By Monica Chen
Despite Republican outcries of earmarks and payoffs earlier this year, House Speaker Nancy Pelosi has kept $200 million in appropriations for The Presidio Trust in the Build Back Better plan.
Tucked into the massive 2,000-page bill are two paragraphs giving the organization that sum, to be doled out in fiscal year 2022 and available until 2026, for “carrying out projects.” The trust manages the Presidio National Park, a 1,480-acre park at the northern tip of San Francisco overlooking the Golden Gate Bridge.
When Pelosi’s office was asked by reporters in September why the trust needed that money, the answer was that it was “to help meet the needs of this incredibly popular national park in this difficult financial moment.”
“Sadly, it’s clear Republicans would rather play politics than preserve our national treasures,” a spokesperson said to Fox News.
But the Presidio National Park is mostly used by San Franciscans, unknown to the rest of the country.
The trust is also flush with cash. In 2021, its total revenue was $131 million, according to financial statements. This year, it will finish its biggest and most expensive project to date, the $121 million Tunnel Tops project, to build 14 acres of new park land on top of highway tunnels. To pay for increasingly more expensive projects, it keeps taking loans from the U.S. Treasury. As of 2021, it owes $61.7 million. Total assets are $776.4 million.

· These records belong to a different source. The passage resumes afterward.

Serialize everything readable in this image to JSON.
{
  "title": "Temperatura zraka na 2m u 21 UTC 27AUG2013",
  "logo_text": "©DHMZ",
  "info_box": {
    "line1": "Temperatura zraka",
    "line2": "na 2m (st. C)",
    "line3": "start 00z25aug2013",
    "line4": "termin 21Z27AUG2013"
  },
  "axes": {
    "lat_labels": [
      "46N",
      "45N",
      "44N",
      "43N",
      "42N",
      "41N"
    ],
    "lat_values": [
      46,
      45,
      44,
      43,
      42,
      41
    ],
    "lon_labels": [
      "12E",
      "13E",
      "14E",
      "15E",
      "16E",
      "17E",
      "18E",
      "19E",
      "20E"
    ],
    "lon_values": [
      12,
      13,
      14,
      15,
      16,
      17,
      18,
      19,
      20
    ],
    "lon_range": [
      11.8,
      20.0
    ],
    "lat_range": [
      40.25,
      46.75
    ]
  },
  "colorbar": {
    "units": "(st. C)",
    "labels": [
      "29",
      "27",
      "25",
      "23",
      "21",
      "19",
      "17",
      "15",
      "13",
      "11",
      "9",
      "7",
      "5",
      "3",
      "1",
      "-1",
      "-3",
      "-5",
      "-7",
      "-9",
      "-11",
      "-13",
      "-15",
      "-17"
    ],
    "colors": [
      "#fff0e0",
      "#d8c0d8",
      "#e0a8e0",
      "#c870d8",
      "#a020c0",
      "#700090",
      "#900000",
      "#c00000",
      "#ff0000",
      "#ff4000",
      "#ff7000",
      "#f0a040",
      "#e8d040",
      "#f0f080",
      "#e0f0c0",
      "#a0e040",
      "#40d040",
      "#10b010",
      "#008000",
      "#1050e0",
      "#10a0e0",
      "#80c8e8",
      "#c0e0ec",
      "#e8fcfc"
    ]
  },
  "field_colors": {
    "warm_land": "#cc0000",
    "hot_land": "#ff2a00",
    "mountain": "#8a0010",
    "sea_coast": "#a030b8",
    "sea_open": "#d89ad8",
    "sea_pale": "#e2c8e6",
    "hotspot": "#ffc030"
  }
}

On top of that, the Presidio Trust in its founding was meant to be financially self-sustaining by 2013. But Pelosi has helped it secure federal funds even when it was already posting a profit. In 2011, when Congress wanted to pull funding, Pelosi’s office fired off a news release decrying that possibility.
“From its creation, we intended the Presidio to eventually become financially self-sustaining; every year, the federal investment required for the Presidio decreases. Instead, today’s misguided Republican action would result in higher future obligations by the federal government,” Pelosi said in the press statement.
“The Presidio Trust is well on its way toward meeting its financial, stewardship, and public use goals, and is headed toward self-sufficiency in 2013. I will fight alongside Senators Feinstein and Boxer to ensure that this damaging provision never becomes law,” she added.
But according to The San Francisco Chronicle in 2005, in a lengthy Sunday feature, the Presidio Trust celebrated the milestone of posting a profit for the first time that year. It had $43.2 million in revenue and spent $40.5 million in expenses.
“It’s emerging as the national park that we wanted it to be,” said Greg Moore to the Chronicle. Moore was the director of the Golden Gate National Parks Conservancy. The Presidio is part of the 82,000-acre Golden Gate National Recreation Area.

Today, the Presidio is a national park with corporate and seemingly resort-like interests. “Live in a national park,” says the marketing for its apartments, built by the U.S. Army when it held the site. There are two hotels on site, 11 cafes and restaurants, including a Starbucks. There are also a yoga center and a day spa, a regular gym and a rock-climbing center. Those businesses are dotted among the eight war memorials at the Presidio built over the centuries by the army, the oldest to honor the fallen in the Spanish-American War. Visitors can view the Korean War Memorial, then walk around the corner to the Walt Disney Family Museum’s cafe.
Pelosi’s connections to the Presidio Trust go back to its founding. She introduced the bill in 1994 to establish the trust and shepherded it through Congress to transform it “from post to park,” as Pelosi said in the Chronicle.
Alarms have been raised about the Presidio Trust from the start in San Francisco.
In 1994 and 1995, members of the Preserve the Presidio Campaign testified in Congress about the trust’s organizational structure and questions about its suitability within the National Parks system. It was formed as a “wholly owned government corporation.”
“The National Park Service is planning to change the Presidio, a designated national park, into a business park to be marketed like a shopping mall,” said Joel Ventresca, co-chairman of the campaign. “The NPS wants to abdicate its responsibility and turn the management of the Presidio over to a tax-free publicly unaccountable, publicly subsidized corporation that will operate like a private for-profit redevelopment agency with awesome powers.”
The Presidio Trust, as formed by Pelosi’s bill, turned out to be exactly what Ventresca described. The board is not accountable to San Francisco. In fact, of the seven-member board, six members are appointed by the President of the United States. The seventh member is the Secretary of the Department of the Interior or their representative. Since taking office, President Joe Biden has appointed four new board members.
The trust and the businesses operating within the park are also tax-exempt.
The unsuitability of the Presidio to be a national park was also raised by other members of Congress, who even in 1994 fretted that the Presidio would be just an exclusive playground for San Francisco residents, supported by taxpayers nationwide. “What we’re creating today is a city park for San Francisco paid for by government funds,” said Rep. James Hansen, R-Utah, in August 1994.
These days, exclusivity seems to be the Presidio’s draw. When the heiress Ivy Getty married recently, Pelosi officiated her wedding at city hall. Afterwards, reported The Daily Mail, guests who partied too hard had a log cabin available to them at the Presidio National Park, for IV drips.